Ceyda’nın tedavisi daha iyiye gidiyordu. Yaptıklarının karşılığında eve çağırmak istedik. Yine kibarca reddetmeye çalışsa da ısrarlarıma boyun eğdi. Akşam yemeği için saatinde geldiler. İki sessiz insan… Aralarında kocaman uçurum var ya da bana öyle gelmişti. Bir kıyı şehrinde iseniz, insanlar arasında ya kocaman uçurum olur ya da tam tersi şekilde koca bir bağlılık... Herkes herkesle çok samimi görünse de, aradaki uçurumu da her zaman fark ettirirler. Benimle Cahit arasında da birbirimize ördüğümüz bir uçurum olduğunu, o sabah “Cahit bey bugün gelmeyecek” cümlesi ile anladım. Birkaç gün sonra içim içimi yedi. Cahit’i telefondan aradım. Telesekreter çıkmıştı. Akşam yemeğinde konuşurken, bana adresini vermişti ancak oraya gitmek ne kadar doğru olur bilememiştim. Dairede de Cahit’in ansızın yokluğu ile sessizlik vardı. Kimse bilmiyordu. Müdür beye soramazdım. Belki de dediğim gibi yalnızca tatil iznidir diye düşündüm. Beklemeye karar verdim. İşler bir süre kafamı dağıttı. Unuttum bile sayılabilirdi. Zaten tek çalışmak oldukça yorucuydu. Ceyda da bir kere sorunca aklıma tekrar düştü. Ertesi gün Cahit’in masasında yeni personel geldiğini görünce, karar verdim. Evine gidecektim. Müdür bey bundan sonra çalışacağım kişi ile tanıştırdı bizi. Önemsemedim. Kafamı Cahit’in yokluğu kurcalıyordu iyice.
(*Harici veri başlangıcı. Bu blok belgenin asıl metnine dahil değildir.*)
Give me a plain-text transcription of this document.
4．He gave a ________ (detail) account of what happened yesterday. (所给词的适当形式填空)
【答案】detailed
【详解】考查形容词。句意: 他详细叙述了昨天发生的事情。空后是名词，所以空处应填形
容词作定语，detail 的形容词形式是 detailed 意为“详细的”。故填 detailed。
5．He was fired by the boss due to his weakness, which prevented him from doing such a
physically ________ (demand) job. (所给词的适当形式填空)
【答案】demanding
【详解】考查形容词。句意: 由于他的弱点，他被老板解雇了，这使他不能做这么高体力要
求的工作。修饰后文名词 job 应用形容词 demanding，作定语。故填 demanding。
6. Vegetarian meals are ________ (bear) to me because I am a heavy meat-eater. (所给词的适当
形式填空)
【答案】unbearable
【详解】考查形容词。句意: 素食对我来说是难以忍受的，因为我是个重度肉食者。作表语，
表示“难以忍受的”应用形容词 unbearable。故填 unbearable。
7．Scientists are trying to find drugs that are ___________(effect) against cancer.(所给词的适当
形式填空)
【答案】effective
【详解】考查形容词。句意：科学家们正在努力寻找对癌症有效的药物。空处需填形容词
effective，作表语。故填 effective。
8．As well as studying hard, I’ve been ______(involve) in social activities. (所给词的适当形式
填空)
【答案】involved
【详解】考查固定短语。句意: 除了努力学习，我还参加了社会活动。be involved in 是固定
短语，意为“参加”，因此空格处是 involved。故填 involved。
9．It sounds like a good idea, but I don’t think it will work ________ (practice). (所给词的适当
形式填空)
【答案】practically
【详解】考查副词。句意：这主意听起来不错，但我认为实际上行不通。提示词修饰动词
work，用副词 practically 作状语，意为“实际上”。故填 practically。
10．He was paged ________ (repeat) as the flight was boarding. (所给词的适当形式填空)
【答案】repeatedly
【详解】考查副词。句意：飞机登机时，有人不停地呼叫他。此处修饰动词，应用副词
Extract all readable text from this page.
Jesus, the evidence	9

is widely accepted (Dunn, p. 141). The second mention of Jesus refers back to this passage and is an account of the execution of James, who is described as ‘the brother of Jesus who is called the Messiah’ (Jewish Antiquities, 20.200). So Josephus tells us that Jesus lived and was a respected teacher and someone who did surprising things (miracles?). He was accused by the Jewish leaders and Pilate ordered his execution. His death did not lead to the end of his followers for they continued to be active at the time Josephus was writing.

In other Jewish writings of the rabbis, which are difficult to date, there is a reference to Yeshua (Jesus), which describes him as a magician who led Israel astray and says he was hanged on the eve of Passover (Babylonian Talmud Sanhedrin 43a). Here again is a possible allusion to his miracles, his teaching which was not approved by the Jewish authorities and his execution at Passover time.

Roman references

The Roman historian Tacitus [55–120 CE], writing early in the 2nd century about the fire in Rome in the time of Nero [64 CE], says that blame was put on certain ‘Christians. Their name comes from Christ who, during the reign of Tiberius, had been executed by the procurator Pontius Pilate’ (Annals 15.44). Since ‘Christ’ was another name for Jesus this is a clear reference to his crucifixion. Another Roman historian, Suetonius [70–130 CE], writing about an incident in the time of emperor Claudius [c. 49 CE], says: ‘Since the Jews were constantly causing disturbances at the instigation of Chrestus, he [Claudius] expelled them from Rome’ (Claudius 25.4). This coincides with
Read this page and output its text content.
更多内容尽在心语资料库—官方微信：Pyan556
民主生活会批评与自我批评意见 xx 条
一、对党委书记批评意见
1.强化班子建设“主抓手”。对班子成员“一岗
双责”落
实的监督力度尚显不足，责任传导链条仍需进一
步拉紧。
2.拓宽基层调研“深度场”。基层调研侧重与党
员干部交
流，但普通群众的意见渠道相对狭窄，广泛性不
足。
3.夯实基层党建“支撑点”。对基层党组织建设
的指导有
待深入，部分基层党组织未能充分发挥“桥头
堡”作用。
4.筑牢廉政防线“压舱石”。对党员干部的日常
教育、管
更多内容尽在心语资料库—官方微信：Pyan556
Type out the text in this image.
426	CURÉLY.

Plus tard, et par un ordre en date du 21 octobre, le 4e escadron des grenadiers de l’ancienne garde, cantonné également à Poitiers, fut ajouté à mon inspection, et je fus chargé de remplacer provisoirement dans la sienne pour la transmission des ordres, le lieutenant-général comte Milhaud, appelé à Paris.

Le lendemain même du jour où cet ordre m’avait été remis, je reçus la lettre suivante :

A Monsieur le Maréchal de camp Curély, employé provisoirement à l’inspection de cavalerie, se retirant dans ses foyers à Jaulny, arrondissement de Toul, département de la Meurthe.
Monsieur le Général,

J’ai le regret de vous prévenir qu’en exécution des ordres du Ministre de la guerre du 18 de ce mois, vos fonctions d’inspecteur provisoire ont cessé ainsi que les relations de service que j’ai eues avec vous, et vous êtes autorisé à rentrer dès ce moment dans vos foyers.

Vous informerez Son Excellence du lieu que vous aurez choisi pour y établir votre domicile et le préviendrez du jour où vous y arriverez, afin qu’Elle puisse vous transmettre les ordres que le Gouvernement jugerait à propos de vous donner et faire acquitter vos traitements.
Derme çatma bir evin kapısındaydım. Kapıyı karısı açtı. Şaşırmıştı. Kapıda bekledim birkaç dakika. İçeri buyur etti. Klasik döşemeli mobilyalar, kocaman kahverengi bir vitrin, biçimsiz bir halının olduğu salona geçtik. Konuşmadık bir süre. “Çay koyayım .” Etrafıma baktım Cahit’in yokluğu sinmişti eve. Tıpkı daireye olduğu gibi. Dışarıda çok uzakta bir noktada deniz görünüyordu. Belki de bu yüzden burada oturuyordu Cahit. Çaylar geldi. “Yenge ben Cahit’i sormaya geldim, önceleri izin sandım ki genelde izin almazdı sonra yeni biri gelince daireye…” Cümlemin lafını bitiremeden sigara sordu. Çıkardım. “Normalde içmem de bugün size özel” deyip gülümsemeye zorladı kendisini. Duman kapladı salonu. “Ayrıldık. Ailesinin evine gitti.” Ağzımdan sadece “Peki ya iş?” çıktı. Sigarayı içine derin çekerek “bilmek istiyor musun cidden” dedi.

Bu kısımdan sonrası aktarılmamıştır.